“呼!呼!呼!总算……”我靠向一颗棕树,环视四周,“腰肢招展”的木头用光秃的枝桠将苍白的天穹割裂成碎片,即使是隆冬,这片不大不小的森林,还有它那郁郁葱葱的灌丛,依旧可以掩盖住行人的踪影。

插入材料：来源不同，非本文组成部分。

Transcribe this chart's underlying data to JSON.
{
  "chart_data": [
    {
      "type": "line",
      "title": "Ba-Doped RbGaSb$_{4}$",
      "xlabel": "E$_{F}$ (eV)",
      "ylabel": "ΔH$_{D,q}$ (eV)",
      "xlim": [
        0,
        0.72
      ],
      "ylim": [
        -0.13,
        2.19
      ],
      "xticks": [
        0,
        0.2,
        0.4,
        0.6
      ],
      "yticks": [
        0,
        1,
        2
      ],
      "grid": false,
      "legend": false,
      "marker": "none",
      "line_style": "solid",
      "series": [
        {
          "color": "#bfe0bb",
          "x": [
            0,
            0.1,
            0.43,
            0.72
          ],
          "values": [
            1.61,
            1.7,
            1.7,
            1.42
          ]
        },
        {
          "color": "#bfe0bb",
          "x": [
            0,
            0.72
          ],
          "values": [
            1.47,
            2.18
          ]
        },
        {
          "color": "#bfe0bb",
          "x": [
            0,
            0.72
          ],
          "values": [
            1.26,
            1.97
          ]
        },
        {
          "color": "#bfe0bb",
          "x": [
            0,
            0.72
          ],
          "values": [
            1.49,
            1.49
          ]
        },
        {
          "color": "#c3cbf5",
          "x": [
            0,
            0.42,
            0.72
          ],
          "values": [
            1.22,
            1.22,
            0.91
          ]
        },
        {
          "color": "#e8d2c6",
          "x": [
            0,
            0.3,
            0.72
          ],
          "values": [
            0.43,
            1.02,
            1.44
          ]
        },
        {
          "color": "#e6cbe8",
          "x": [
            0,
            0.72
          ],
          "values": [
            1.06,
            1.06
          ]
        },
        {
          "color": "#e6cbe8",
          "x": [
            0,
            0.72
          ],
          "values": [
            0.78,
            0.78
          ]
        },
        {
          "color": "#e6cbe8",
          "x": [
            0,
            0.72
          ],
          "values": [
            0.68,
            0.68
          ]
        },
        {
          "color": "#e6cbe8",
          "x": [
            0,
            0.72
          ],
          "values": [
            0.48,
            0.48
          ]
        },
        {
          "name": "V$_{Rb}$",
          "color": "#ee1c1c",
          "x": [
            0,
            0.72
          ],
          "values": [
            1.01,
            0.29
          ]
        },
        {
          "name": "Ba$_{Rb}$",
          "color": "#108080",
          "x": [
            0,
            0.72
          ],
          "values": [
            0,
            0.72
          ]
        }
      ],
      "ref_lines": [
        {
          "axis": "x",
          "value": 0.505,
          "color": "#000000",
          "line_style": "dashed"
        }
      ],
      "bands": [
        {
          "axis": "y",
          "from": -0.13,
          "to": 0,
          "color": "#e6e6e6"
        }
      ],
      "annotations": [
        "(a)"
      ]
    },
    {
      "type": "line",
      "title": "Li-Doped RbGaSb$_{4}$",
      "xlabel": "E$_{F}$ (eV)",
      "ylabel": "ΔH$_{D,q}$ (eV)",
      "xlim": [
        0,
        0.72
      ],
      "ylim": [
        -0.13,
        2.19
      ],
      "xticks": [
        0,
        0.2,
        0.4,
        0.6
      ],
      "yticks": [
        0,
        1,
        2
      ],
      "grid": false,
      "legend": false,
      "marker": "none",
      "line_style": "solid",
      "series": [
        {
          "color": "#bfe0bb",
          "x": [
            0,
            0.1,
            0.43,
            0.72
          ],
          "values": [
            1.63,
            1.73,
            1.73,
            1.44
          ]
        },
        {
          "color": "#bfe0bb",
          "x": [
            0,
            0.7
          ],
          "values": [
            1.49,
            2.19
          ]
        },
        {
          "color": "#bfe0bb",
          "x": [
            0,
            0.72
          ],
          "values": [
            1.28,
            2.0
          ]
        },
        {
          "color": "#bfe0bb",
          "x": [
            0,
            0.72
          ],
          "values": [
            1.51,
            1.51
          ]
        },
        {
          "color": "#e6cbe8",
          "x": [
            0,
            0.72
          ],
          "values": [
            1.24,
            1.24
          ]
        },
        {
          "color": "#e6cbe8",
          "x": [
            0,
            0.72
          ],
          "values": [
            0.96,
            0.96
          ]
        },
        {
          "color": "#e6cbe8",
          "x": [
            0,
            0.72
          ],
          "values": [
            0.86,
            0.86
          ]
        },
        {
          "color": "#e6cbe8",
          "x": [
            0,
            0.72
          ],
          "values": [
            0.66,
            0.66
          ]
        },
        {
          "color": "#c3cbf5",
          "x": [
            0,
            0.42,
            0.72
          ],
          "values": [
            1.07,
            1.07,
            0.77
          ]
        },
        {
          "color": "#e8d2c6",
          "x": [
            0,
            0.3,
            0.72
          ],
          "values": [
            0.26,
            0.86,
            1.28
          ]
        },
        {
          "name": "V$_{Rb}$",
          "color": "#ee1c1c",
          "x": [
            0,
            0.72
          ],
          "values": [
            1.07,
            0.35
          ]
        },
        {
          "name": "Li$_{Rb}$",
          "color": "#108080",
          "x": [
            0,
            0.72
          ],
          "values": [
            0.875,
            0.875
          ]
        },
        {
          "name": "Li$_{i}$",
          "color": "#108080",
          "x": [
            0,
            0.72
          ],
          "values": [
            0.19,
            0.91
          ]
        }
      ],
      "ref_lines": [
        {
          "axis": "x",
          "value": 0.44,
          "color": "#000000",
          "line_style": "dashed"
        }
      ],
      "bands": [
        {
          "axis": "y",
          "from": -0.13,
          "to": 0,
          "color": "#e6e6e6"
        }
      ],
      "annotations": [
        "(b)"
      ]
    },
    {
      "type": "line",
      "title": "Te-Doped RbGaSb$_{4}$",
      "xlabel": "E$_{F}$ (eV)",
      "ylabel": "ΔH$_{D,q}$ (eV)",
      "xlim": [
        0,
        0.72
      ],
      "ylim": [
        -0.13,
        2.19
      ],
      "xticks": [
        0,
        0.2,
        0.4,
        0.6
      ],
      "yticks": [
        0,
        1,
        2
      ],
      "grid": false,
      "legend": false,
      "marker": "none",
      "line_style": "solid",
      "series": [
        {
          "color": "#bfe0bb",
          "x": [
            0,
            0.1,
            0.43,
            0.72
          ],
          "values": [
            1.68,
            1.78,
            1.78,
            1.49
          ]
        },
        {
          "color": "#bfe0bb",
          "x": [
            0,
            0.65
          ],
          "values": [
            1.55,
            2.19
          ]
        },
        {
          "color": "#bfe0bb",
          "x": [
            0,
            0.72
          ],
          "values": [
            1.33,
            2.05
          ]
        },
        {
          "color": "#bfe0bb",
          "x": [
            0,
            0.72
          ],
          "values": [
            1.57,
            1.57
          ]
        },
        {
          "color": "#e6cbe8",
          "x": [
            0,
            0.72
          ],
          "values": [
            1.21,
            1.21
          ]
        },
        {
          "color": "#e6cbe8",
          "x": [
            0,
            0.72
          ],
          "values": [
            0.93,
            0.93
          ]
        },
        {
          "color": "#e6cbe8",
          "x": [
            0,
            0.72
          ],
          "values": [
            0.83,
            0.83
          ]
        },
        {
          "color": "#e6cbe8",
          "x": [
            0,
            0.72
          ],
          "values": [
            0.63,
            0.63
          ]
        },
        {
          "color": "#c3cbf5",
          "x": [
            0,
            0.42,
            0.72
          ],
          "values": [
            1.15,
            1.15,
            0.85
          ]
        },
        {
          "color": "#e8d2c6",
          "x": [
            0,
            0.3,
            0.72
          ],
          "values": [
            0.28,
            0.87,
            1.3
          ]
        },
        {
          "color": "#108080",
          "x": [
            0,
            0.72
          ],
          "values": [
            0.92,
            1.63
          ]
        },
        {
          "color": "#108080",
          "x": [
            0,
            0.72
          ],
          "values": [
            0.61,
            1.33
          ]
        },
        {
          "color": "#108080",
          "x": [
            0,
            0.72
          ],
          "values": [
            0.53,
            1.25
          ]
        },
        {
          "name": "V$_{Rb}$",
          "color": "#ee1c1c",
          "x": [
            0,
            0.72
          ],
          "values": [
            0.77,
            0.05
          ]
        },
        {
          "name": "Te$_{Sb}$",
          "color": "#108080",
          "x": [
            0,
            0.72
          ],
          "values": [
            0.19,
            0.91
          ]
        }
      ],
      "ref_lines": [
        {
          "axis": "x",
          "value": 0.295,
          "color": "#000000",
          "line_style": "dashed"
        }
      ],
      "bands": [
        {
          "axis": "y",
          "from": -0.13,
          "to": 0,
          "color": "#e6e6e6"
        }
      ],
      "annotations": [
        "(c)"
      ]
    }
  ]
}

我甩开了那些难缠的家伙,跑路,爬树,用尽一切手段,一路上则总在为亨德里克斯祈祷,希望他别被特勤团的人揍的太惨。干燥的空气依旧冰凉,可我却热的发烫,大汗淋漓,汗流浃背。嘴唇因为极度的缺水起壳脱皮,真得好好庆幸,我穿得挺少,否则,那群混蛋早把我“大卸八块”了。
呼……调整呼吸,想着接下来该怎么做。
然后,就还是那句老话,搜点不仔细,队友泪满襟。
不过这真不怪我,我从来没料想过哪两个狙击手脑回路清晰到在这儿设下埋伏。
也从来没见过,原来,真的有人可以完全“埋”在落叶之中。
“哗!”他从枯叶中“脱颖而出”,浅绿的迷彩服与防弹衣,被战术油彩完全淹没的脸部,使得我根本看不出那人的真实面孔,还有那黑洞洞的枪口,它正抵着我的眉心,即使知道他们不会开枪,那一秒,我还是被这突如其来的惊喜吓得慌不择路,呆滞地站在原地。
我居然没发现他,此时此刻,他就离我不到一米!
“别动……”猎人冷静地出奇,他只是微微一笑。
我听命,像是在担心,下一秒,源石弹头会从他的枪膛里飞驰而出。